Photo: Larry Towell, Magnum Photographers, www.musarium.com/stories/magnum911/01.html.
In rememberance of our collective experiences on 9/11/01,
I am sharing something I wrote about 3 months after the tragedy.
The exhibit hall is quiet with the occasional hushed murmurs floating around the room. It is the typical museum atmosphere: individuals in deep reflection of the items on display. But this particular hall invokes a deeper sense of introspection and reverent muteness. I have just stepped into New York September 11 by Magnum Photographers. As I stand reading the exhibit’s introduction printed on the stark white walls, a woman behind me exclaims, “Oh, Jesus,” as she enters the room and takes in the first enlarged photo of the destruction. This exhibit is the chronicle of something recently happened; history in that sense, but still so vivid in our collective memories that it is disheartening to relegate it to the annuls of long ago occurrences, things normally placed in history’s clutch.
The present visual imagery of the exhibit’s placement invokes a direct correlation to the past subject matter. Looking into the main room of the exhibit hall, I see a group of solemn figures standing to one side facing me, their faces fixed on some object which I can not see. Their gazes are intense with heads tilted slightly upward, reminiscent of the scene in lower Manhattan those few short months ago: businessmen and women watching from street corners as the city’s biggest landmarks were destroyed. As I come around the corner, I see what they have all been looking at, a video of that morning’s events captured by Evan Fairbanks. We, the viewers of the video are now a part of the exhibit, a part of September 11th.
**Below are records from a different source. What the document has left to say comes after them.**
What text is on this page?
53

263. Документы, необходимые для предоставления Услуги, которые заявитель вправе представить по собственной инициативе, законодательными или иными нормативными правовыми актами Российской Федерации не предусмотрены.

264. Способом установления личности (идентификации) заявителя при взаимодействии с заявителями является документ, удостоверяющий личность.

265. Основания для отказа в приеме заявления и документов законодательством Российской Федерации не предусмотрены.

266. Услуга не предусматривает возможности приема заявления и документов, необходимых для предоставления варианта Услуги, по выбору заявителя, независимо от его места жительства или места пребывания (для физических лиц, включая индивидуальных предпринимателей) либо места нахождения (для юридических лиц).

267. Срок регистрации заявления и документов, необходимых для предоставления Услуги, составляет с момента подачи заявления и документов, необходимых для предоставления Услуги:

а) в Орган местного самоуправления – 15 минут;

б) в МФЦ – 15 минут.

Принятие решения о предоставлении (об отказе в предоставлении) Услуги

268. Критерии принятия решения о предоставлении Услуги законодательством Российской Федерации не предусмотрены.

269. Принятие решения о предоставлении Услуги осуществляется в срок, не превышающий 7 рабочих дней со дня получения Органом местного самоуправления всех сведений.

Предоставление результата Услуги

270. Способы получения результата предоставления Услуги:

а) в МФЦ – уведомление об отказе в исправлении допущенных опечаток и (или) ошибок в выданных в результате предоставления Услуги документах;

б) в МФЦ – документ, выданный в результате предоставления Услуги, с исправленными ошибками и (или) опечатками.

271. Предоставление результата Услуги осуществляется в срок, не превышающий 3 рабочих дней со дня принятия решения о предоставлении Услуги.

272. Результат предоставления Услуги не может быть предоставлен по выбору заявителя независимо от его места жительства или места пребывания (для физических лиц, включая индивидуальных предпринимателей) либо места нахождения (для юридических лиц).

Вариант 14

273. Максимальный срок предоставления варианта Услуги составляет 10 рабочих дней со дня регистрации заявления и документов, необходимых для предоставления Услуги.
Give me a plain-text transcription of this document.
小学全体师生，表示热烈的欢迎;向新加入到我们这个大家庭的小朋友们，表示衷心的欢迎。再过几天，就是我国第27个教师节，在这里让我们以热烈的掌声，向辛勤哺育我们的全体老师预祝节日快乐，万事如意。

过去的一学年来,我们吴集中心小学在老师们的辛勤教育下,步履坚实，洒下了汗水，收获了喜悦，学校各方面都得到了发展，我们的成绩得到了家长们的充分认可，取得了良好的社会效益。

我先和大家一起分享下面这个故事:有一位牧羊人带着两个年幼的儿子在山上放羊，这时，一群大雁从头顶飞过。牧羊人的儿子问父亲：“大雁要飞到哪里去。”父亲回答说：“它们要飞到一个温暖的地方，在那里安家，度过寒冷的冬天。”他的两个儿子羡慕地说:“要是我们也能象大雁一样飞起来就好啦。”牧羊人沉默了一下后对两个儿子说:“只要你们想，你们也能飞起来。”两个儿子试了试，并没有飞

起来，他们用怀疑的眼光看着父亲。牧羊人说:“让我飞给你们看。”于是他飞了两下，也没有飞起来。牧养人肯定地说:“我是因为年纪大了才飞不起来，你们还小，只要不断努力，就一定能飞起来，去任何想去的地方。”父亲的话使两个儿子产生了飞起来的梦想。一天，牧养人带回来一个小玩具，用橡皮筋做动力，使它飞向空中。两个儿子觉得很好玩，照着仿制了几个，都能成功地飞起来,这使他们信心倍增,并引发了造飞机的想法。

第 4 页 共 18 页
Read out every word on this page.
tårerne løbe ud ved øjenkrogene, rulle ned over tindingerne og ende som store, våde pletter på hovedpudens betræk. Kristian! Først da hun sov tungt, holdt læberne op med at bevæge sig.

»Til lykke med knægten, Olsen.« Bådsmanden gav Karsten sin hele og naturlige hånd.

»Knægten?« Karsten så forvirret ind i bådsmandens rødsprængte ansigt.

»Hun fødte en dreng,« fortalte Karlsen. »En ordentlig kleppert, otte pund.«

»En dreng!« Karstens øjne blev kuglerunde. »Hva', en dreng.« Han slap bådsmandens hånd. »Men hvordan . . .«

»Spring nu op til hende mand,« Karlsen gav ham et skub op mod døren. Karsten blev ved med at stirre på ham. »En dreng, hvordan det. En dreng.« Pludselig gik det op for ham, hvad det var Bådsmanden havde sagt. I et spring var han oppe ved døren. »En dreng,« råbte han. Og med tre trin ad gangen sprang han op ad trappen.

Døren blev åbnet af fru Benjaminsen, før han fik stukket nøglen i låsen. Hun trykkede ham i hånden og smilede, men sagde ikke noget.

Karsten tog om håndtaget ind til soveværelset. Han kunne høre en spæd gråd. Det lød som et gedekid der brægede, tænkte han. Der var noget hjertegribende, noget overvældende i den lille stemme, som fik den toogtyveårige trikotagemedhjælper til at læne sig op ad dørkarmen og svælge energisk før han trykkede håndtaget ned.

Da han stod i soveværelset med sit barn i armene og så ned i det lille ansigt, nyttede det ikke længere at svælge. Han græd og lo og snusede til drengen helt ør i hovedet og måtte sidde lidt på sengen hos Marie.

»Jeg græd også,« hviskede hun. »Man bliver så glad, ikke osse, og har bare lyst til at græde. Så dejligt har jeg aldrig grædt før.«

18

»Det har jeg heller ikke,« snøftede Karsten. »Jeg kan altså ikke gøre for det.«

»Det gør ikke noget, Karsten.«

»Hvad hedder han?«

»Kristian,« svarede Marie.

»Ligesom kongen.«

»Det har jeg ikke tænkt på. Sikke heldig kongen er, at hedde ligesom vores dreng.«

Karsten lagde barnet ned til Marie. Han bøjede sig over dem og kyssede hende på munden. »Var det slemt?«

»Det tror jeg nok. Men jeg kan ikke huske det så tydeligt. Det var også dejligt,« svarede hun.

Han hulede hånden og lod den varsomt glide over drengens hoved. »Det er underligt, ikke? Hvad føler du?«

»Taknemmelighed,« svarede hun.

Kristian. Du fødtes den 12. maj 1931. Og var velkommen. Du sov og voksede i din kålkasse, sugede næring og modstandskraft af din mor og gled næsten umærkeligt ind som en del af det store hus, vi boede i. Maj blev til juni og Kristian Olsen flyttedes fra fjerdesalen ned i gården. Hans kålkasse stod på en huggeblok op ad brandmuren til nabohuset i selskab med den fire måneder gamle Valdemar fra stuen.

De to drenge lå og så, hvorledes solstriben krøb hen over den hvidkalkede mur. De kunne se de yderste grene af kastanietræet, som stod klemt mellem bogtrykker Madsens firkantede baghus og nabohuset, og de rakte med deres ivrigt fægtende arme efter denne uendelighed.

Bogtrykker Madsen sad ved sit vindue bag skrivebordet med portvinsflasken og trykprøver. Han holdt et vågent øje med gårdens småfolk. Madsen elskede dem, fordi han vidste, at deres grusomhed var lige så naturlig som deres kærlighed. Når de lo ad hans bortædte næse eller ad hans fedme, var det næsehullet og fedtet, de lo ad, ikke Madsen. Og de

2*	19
As I move deeper into the space, I am confronted by large panels placed in the middle of the hall. They block the imaginary path which would have run from door to door straight through the hall. Their placement forces me to look. Printed in row after row are names and like the Vietnam Veterans Memorial, I instinctively know these people. They are the victims and their centrality to the disaster is symbolized in the posture of the panels. The glassy surface of the panels reflects my image and it seems that my own mortality in the context of this great tragedy is clearly evident.
That morning, I lay in bed trying to sneak in a few extra moments of sleep before my Latin American history course. The incessant ringing of my cell phone, then my dorm room phone and cell phone again became impossible to ignore. I slowly rolled over and instinctively switched on my TV, hoping that the morning news chatter might make it easier to get up. I am shoked by what I see. One of the gleaming towers of the World Trade Center has smoke rising from its side. The caption states that a plane has crashed into the tower. I sit up in bed. A chill runs up my spine. I had just visited the towers on Saturday, looking up from the plaza at the structures that seemed to extend up into heaven. The security and familiarity of this room, this city is fuzzy. I get up and go out into the hallway. Knocking on my friend’s door, I start in without a hello, “Are you watching the news? We were just there!” We huddle around the TV and watch history unfold.